Jackie, I need some advice. My friend says I have a fear of commitment because I break up with my boyfriend every time he talks about moving in together or marriage. Do you think she is right?
It is difficult to answer this question without knowing more details such as:
Have you ever been married before?
How old are both of you?
How long have you known each other?
Do you have the same long-term goals and dreams?
Are you truly happy in the relationship?
These are all important factors when it comes to knowing if getting married is right for you. That said, here are my thoughts, in general about knowing if you have a fear of commitment or if you are just with the wrong person.
There are a lot of men and women out there who have fear of commitment, and all have different reasons for it. Here are a few:
1. They have a troubled past/childhood.
I know a man whose parents divorced when he was a kid, and because his experience was so painful – watching his parents’ marriage deteriorate and then seeing them go through a horrendous divorce, he is very afraid of getting married and having kids.
2. They have been hurt in a past relationship.
Maybe someone felt so much pain in a past relationship, or felt abandoned, and they can’t fathom trusting someone again.
3. They don’t want to be divorced again.
Some people have fear of commitment for the sole purpose that they don’t want to take the risk of having to go through another divorce. So, the solution to them is to just avoid marriage. Maybe it would feel shameful to be divorced twice, or maybe they just don’t want to take that chance.
I do have another strong theory about fear of commitment: Maybe you’re with the wrong person.
Maybe this woman keeps breaking up with the guy, not because she is fearful of committing, but because she doesn’t want to commit to HIM.
In my heart, I believe that if two people truly love each other, neither of them will break it off because they can’t bear being apart. It’s as simple as that. Now, do I know several couples who broke up before they eventually got back together and got married? Yes. Maybe some couples need to be break up to realize the depth of their love and commitment. But, in this woman’s case, it sounds like she is has distanced herself multiple times with this man. She should ask herself why she has been willing to let him go more than once.
Several years ago, I was in a very long-term relationship, and for some reason, marrying this person did not feel right to me. Something in my gut told me not to go through with it. I came pretty close to getting engaged, and then broke up.
A lot of my friends would say, “You’re just scared because you are divorced. This will be different than your marriage.”
At the time, I wasn’t sure if they were right, but I knew one thing: For whatever reason, I had fear of commitment, and so going through with it was the wrong thing to do.

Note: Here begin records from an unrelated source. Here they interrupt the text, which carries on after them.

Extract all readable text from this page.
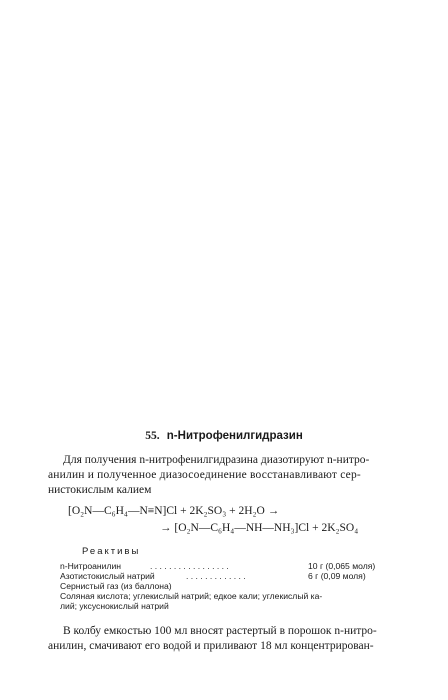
55. n-Нитрофенилгидразин
Для получения n-нитрофенилгидразина диазотируют n-нитро-
анилин и полученное диазосоединение восстанавливают сер-
нистокислым калием
[O₂N—C₆H₄—N≡N]Cl + 2K₂SO₃ + 2H₂O →
→ [O₂N—C₆H₄—NH—NH₃]Cl + 2K₂SO₄
Реактивы
n-Нитроанилин	. . . . . . . . . . . . . . . . .	10 г (0,065 моля)
Азотистокислый натрий	. . . . . . . . . . . . .	6 г (0,09 моля)
Сернистый газ (из баллона)
Соляная кислота; углекислый натрий; едкое кали; углекислый ка-
лий; уксуснокислый натрий
В колбу емкостью 100 мл вносят растертый в порошок n-нитро-
анилин, смачивают его водой и приливают 18 мл концентрирован-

Turns out, I didn’t have fear of commitment after all. After we broke up, a few months later, I began dating the man I’m with now. It’s been several years and if he asked me to marry him I would in a heartbeat. It’s a very very different feeling. It’s a feeling in my gut of deep love, trust, and commitment–whether we get married or not is irrelevant.
Back to this woman’s situation, only time will tell whether she has fear of commitment or if this guy just isn’t the one.
She could end up getting engaged or moving in with the boyfriend. She could then either realize she had a fear that was unwarranted and live happily ever after, or she could end up moving out, breaking off the engagement, or worst of all, getting divorced because she made the wrong decision and didn’t listen to her gut.
Another possibility is that if she breaks it off with this guy, takes some time for herself–not just a couple weeks, but a real significant amount of time, she might have a better idea of what she really wants with this guy.
In closing, living with someone and being married is not easy. So many divorced men and women I know will tell you they had doubts before they were married, but that they went through with it anyhow. That is definitely something to think about. But personally, I can attest to the fact that your heart and your gut tell you what to do. They tell you if the problem with committing is YOU or if the problem is the person you are with. You owe it to yourself to listen to these two things.